An article from UCLA Anderson Review outlines Affiliate Daniel Bennett and coauthor’s natural experiment to study the relationship between price and quality after the entry of a chain pharmacy in India. They found that the chain’s arrival not only led to a drop in prices at the existing independents, but that the competition spurred the small pharmacies to raise the quality of the drugs they sold.
“Small, independent drug stores dominate the pharmacy market in India. Often little more than unenclosed storefronts, they sell a wide variety of mostly generic drugs, typically without a prescription. They provide an outlet for thousands of local drug makers, and the quality of their stock can be subpar.

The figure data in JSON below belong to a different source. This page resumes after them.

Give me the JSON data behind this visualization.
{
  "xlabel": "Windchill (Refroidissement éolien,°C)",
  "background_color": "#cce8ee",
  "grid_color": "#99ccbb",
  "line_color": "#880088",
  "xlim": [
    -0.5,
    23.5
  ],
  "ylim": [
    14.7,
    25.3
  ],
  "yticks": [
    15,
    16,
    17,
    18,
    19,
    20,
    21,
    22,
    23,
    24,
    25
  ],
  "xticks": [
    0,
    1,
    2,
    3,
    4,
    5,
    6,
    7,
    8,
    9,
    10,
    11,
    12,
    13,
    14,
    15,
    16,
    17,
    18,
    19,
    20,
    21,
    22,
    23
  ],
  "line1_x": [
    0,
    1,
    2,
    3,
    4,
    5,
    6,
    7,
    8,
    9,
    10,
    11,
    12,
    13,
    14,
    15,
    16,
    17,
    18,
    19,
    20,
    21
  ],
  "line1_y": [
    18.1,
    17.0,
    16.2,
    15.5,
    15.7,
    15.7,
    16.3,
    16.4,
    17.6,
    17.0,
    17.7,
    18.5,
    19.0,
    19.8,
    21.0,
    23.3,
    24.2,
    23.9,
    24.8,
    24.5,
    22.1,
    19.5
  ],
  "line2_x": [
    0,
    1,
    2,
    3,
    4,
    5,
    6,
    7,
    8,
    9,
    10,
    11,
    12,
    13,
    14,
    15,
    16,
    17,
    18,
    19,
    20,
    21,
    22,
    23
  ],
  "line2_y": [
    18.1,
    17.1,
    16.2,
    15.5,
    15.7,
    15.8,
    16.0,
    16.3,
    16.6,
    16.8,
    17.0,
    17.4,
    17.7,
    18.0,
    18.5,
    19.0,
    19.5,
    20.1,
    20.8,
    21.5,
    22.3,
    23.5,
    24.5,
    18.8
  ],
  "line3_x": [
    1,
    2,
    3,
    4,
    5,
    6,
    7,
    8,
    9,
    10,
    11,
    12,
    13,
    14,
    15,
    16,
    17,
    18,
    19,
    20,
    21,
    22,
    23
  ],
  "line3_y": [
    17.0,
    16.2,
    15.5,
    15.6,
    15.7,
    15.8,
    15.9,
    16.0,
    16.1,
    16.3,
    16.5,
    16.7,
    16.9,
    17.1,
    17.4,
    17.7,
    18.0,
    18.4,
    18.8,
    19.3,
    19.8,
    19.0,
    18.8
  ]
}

Increasingly, these mom-and-pop outlets face competition from expanding national chains, which offer lower prices and such amenities as air-conditioned stores and trained pharmacy staff. Economic theory is pretty clear that such competition invariably leads to lower prices, but the effect on quality is more complicated. When a grocery chain like Ralph’s enters a market, it’s easy enough for shoppers to tell which store has the best produce. Quality differences aren’t so readily apparent when it comes to drugs.
When consumers cannot infer quality readily, it may or may not be worthwhile for independent stores to invest in quality to compete. Another possibility is that stores, facing competition from a chain, would sell low-quality medications at low cost to poorer customers, while the chain would sell higher-quality drugs to affluent shoppers, resulting in a segmented market.”